I think even if all this winds up being just too complicated and I have to move away from subobjects, I still am interested to have these questions answered so that I can have a deeper understanding of the asset system.

Thank you

Steps to Reproduce
N/A

LoadPackage in the editor does load all objects in the package. I believe that happens at runtime but would need to doublecheck.

Editor-Only objects in editor packages are removed when they are cooked.

SavePackage does a graph search of the UObjects in the package, starting from the package’s root set - the objects in the package that are marked as RF_Public - and following every UObject reference that goes to an object in the same package. Objects that are not RF_Public and are no longer referenced at save time will not be included in the cook package. (Exception: the root set also includes Archetype objects, which is only applicable to blueprint objects; subobjects of a classdefaultobject are archetype objects and are also included in the package’s root set even if the class default object does not reference them).

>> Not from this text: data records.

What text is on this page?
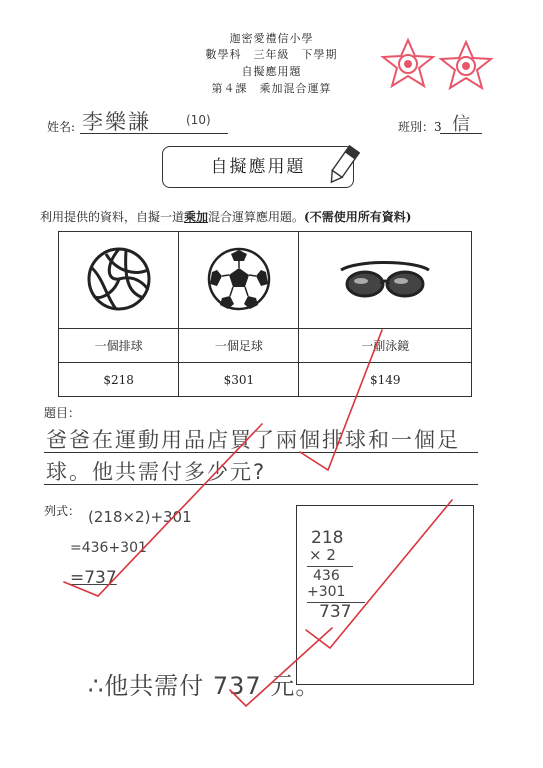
迦密愛禮信小學
數學科　三年級　下學期
自擬應用題
第４課　乘加混合運算
姓名: 李樂謙	(10)	班別：3 信
自擬應用題
利用提供的資料，自擬一道乘加混合運算應用題。(不需使用所有資料)

一個排球	一個足球	一副泳鏡
$218	$301	$149
題目：
爸爸在運動用品店買了兩個排球和一個足
球。他共需付多少元?
列式： (218×2)+301
=436+301
=737
218
× 2
436
+301
737
∴他共需付 737 元。
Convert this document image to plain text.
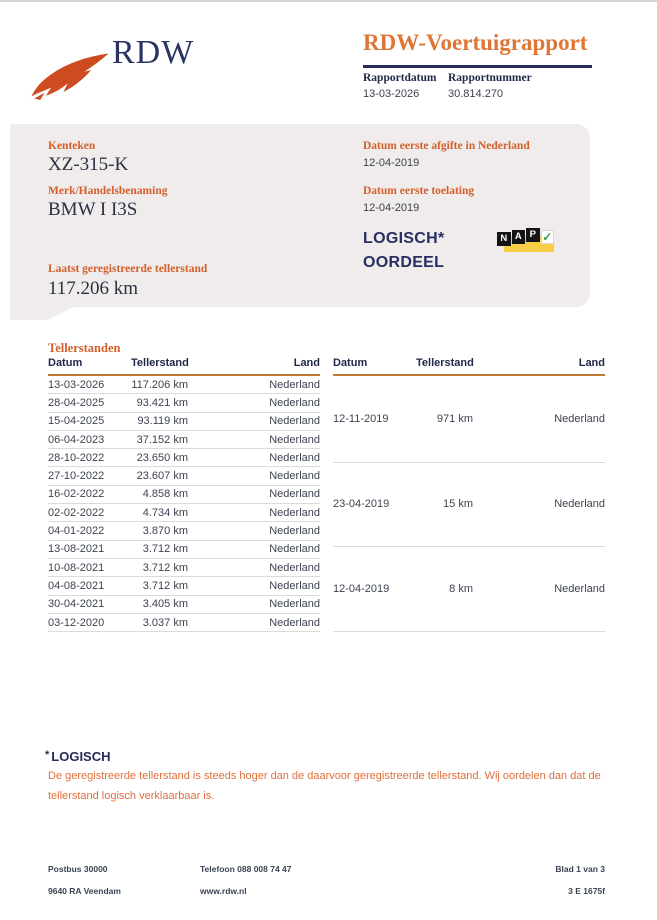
RDW	RDW-Voertuigrapport
Rapportdatum Rapportnummer
13-03-2026	30.814.270
Kenteken
XZ-315-K
Merk/Handelsbenaming
BMW I I3S
Laatst geregistreerde tellerstand
117.206 km
Datum eerste afgifte in Nederland
12-04-2019
Datum eerste toelating
12-04-2019
LOGISCH*
OORDEEL
N A P ✓
Tellerstanden
Datum	Tellerstand	Land
13-03-2026	117.206 km	Nederland
28-04-2025	93.421 km	Nederland
15-04-2025	93.119 km	Nederland
06-04-2023	37.152 km	Nederland
28-10-2022	23.650 km	Nederland
27-10-2022	23.607 km	Nederland
16-02-2022	4.858 km	Nederland
02-02-2022	4.734 km	Nederland
04-01-2022	3.870 km	Nederland
13-08-2021	3.712 km	Nederland
10-08-2021	3.712 km	Nederland
04-08-2021	3.712 km	Nederland
30-04-2021	3.405 km	Nederland
03-12-2020	3.037 km	Nederland
Datum	Tellerstand	Land
12-11-2019	971 km	Nederland
23-04-2019	15 km	Nederland
12-04-2019	8 km	Nederland
* LOGISCH
De geregistreerde tellerstand is steeds hoger dan de daarvoor geregistreerde tellerstand. Wij oordelen dan dat de tellerstand logisch verklaarbaar is.
Postbus 30000
9640 RA Veendam
Telefoon 088 008 74 47
www.rdw.nl
Blad 1 van 3
3 E 1675f
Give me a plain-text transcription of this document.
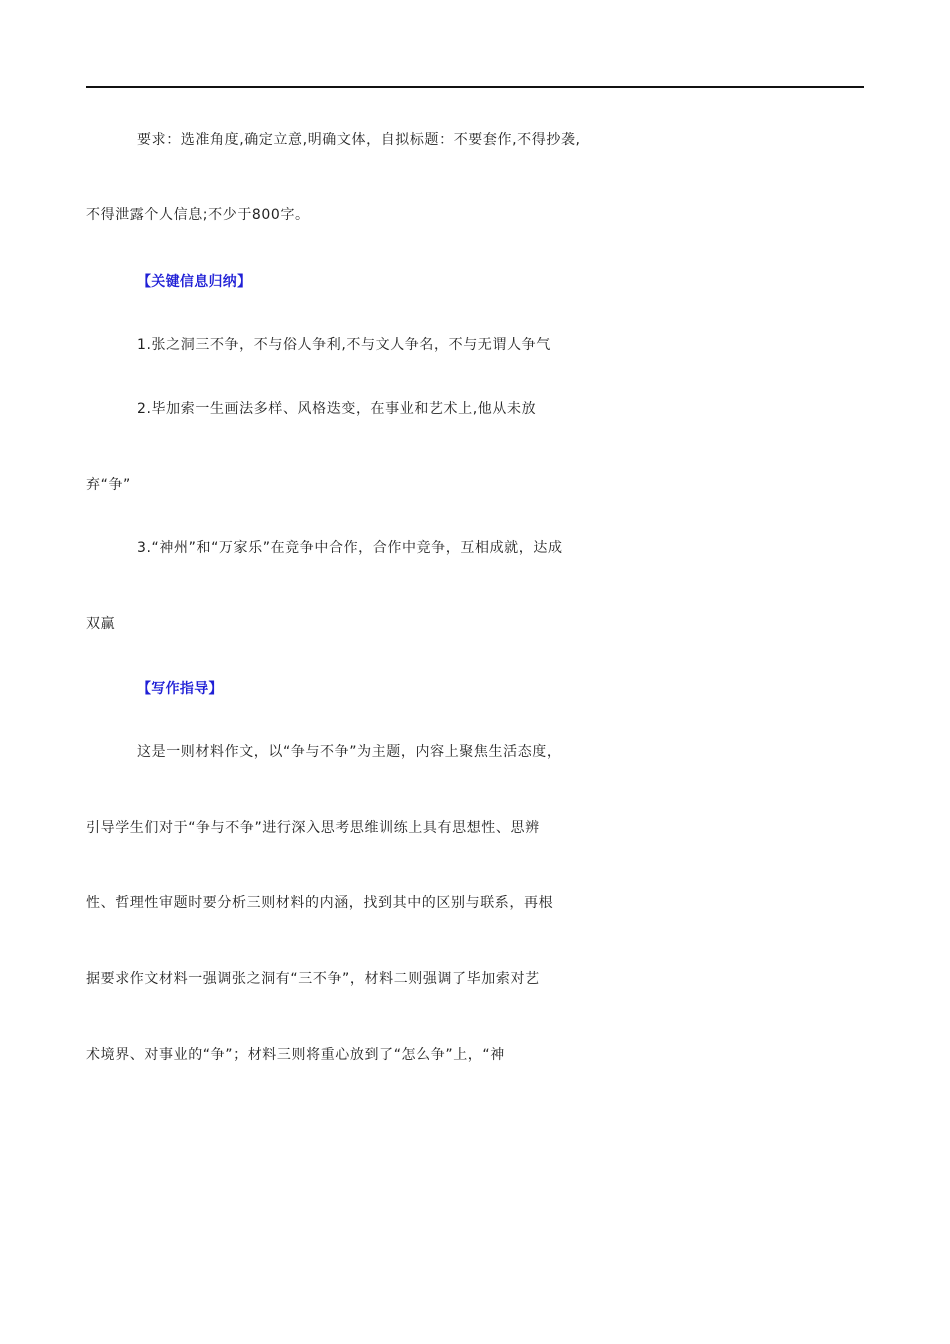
要求：选准角度,确定立意,明确文体，自拟标题：不要套作,不得抄袭,
不得泄露个人信息;不少于800字。
【关键信息归纳】
1.张之洞三不争，不与俗人争利,不与文人争名，不与无谓人争气
2.毕加索一生画法多样、风格迭变，在事业和艺术上,他从未放
弃“争”
3.“神州”和“万家乐”在竞争中合作，合作中竞争，互相成就，达成
双赢
【写作指导】
这是一则材料作文，以“争与不争”为主题，内容上聚焦生活态度，
引导学生们对于“争与不争”进行深入思考思维训练上具有思想性、思辨
性、哲理性审题时要分析三则材料的内涵，找到其中的区别与联系，再根
据要求作文材料一强调张之洞有“三不争”，材料二则强调了毕加索对艺
术境界、对事业的“争”；材料三则将重心放到了“怎么争”上，“神
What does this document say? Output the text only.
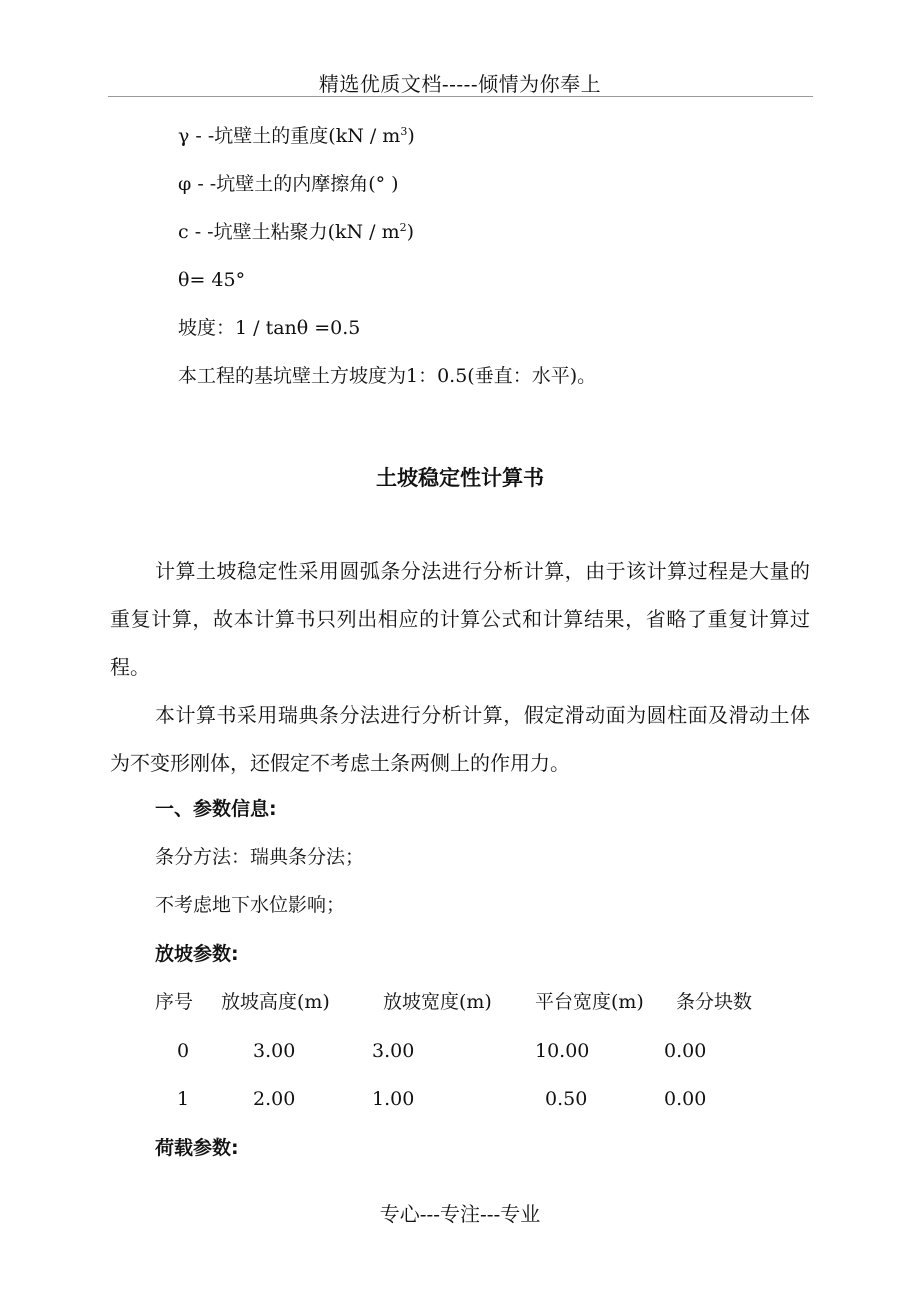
精选优质文档-----倾情为你奉上
γ - -坑壁土的重度$(kN / m^3)$
φ - -坑壁土的内摩擦角(° )
c - -坑壁土粘聚力$(kN / m^2)$
θ= 45°
坡度：1 / tanθ =0.5
本工程的基坑壁土方坡度为1：0.5(垂直：水平)。
土坡稳定性计算书

计算土坡稳定性采用圆弧条分法进行分析计算，由于该计算过程是大量的重复计算，故本计算书只列出相应的计算公式和计算结果，省略了重复计算过程。

本计算书采用瑞典条分法进行分析计算，假定滑动面为圆柱面及滑动土体为不变形刚体，还假定不考虑土条两侧上的作用力。

一、参数信息:
条分方法：瑞典条分法；
不考虑地下水位影响；
放坡参数:
序号 放坡高度(m)	放坡宽度(m) 平台宽度(m) 条分块数
0	3.00	3.00	10.00	0.00
1	2.00	1.00	0.50	0.00
荷载参数:
专心---专注---专业
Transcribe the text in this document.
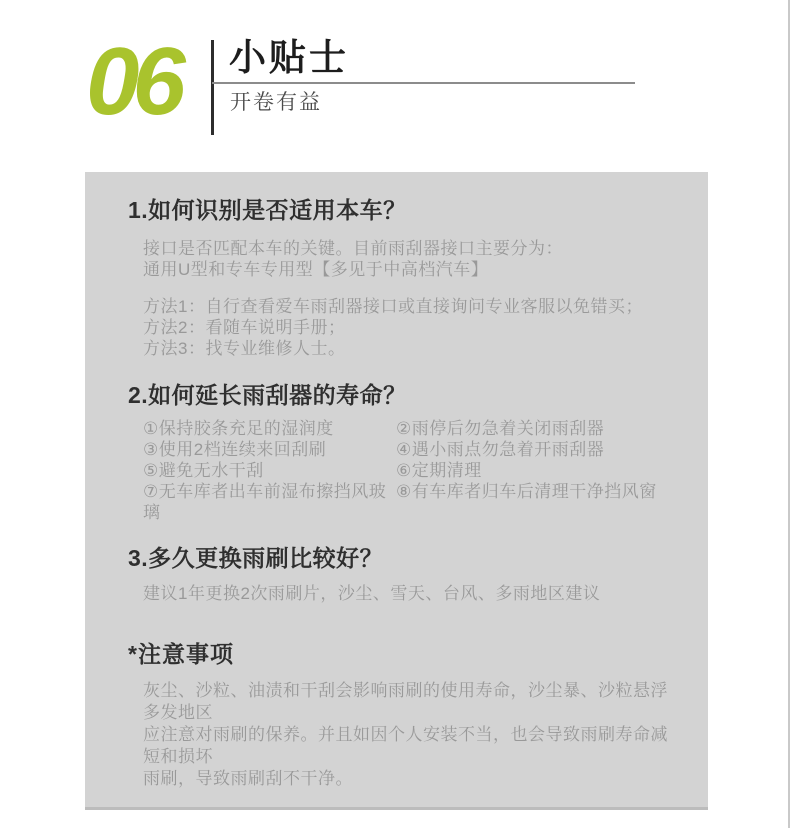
06 小贴士
开卷有益
1.如何识别是否适用本车？
接口是否匹配本车的关键。目前雨刮器接口主要分为：
通用U型和专车专用型【多见于中高档汽车】
方法1：自行查看爱车雨刮器接口或直接询问专业客服以免错买；
方法2：看随车说明手册；
方法3：找专业维修人士。
2.如何延长雨刮器的寿命？
①保持胶条充足的湿润度
③使用2档连续来回刮刷
⑤避免无水干刮
⑦无车库者出车前湿布擦挡风玻璃
②雨停后勿急着关闭雨刮器
④遇小雨点勿急着开雨刮器
⑥定期清理
⑧有车库者归车后清理干净挡风窗
3.多久更换雨刷比较好？
建议1年更换2次雨刷片，沙尘、雪天、台风、多雨地区建议
*注意事项
灰尘、沙粒、油渍和干刮会影响雨刷的使用寿命，沙尘暴、沙粒悬浮多发地区
应注意对雨刷的保养。并且如因个人安装不当，也会导致雨刷寿命减短和损坏
雨刷，导致雨刷刮不干净。
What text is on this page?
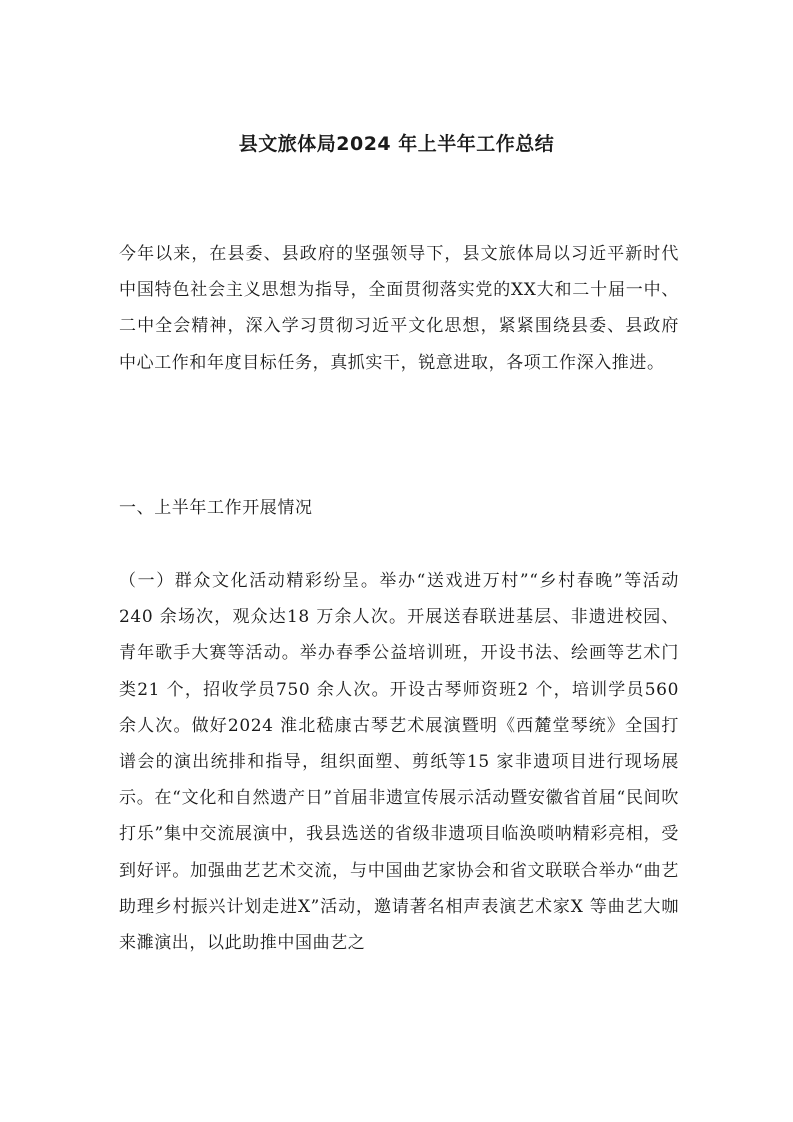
县文旅体局2024 年上半年工作总结

今年以来，在县委、县政府的坚强领导下，县文旅体局以习近平新时代中国特色社会主义思想为指导，全面贯彻落实党的XX大和二十届一中、二中全会精神，深入学习贯彻习近平文化思想，紧紧围绕县委、县政府中心工作和年度目标任务，真抓实干，锐意进取，各项工作深入推进。

一、上半年工作开展情况

（一）群众文化活动精彩纷呈。举办“送戏进万村”“乡村春晚”等活动240 余场次，观众达18 万余人次。开展送春联进基层、非遗进校园、青年歌手大赛等活动。举办春季公益培训班，开设书法、绘画等艺术门类21 个，招收学员750 余人次。开设古琴师资班2 个，培训学员560 余人次。做好2024 淮北嵇康古琴艺术展演暨明《西麓堂琴统》全国打谱会的演出统排和指导，组织面塑、剪纸等15 家非遗项目进行现场展示。在“文化和自然遗产日”首届非遗宣传展示活动暨安徽省首届“民间吹打乐”集中交流展演中，我县选送的省级非遗项目临涣唢呐精彩亮相，受到好评。加强曲艺艺术交流，与中国曲艺家协会和省文联联合举办“曲艺助理乡村振兴计划走进X”活动，邀请著名相声表演艺术家X 等曲艺大咖来濉演出，以此助推中国曲艺之
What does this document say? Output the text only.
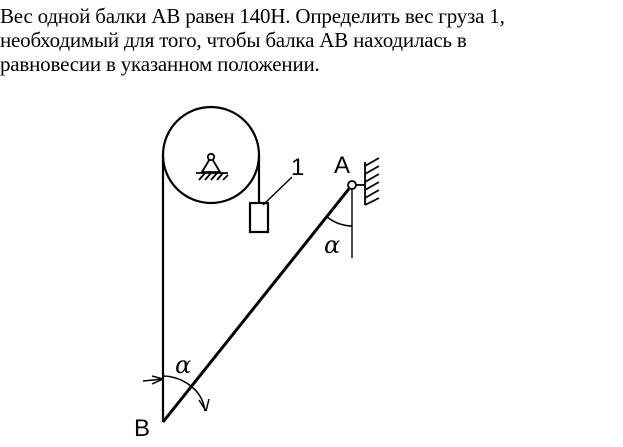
Вес одной балки АВ равен 140Н. Определить вес груза 1,
необходимый для того, чтобы балка АВ находилась в
равновесии в указанном положении.
1
α
α
A
B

Creating objects at runtime has some caveats in 5.6 and earlier: you should create them during PreSave from another object in the same package, and when creating them you need to call BeginCacheForCookedPlatformData on them and call IsCachedCookedPlatformDataLoaded on them until it returns true. Without this the textures you create will be missing their derived data that the runtime uses - the data that represents the platform-specific compressed version of the texture’s texels. We hope to remove the need for that BeginCache/IsCached handling in 5.7 and do it automatically, but haven’t started working on it yet. Doing it in 5.6 and earlier is guaranteed to work (Landscape uses it NaniteStatic meshes in maps, see ULandscapeNaniteComponent::InitializePlatformForLandscape) and will continue to work in 5.7 and after that until and unless we deprecate it and provide an alternative. For example, there are ways to mark UObjects as do-not-save-when-cooking even if they are referenced.

From your explanation of what you want, I believe running your texture update during PreSave of your outer UObject in the package will work as desired. You will removing references to the stale textures, create the new up to date textures, add them as references from your outer UObject, and call BeginCache/IsCached on them. The stale textures will not be present in the cooked package and the new textures will be.

If that doesn’t work let me know and we can get into more details about SavePackage. Whatever implementation details we have to handle, I think the best highlevel approach is to have the package saved by the cooker contain only the up to date objects.

Thank you for the information, I’m going to try this approach with the information provided and will post an update with what I find.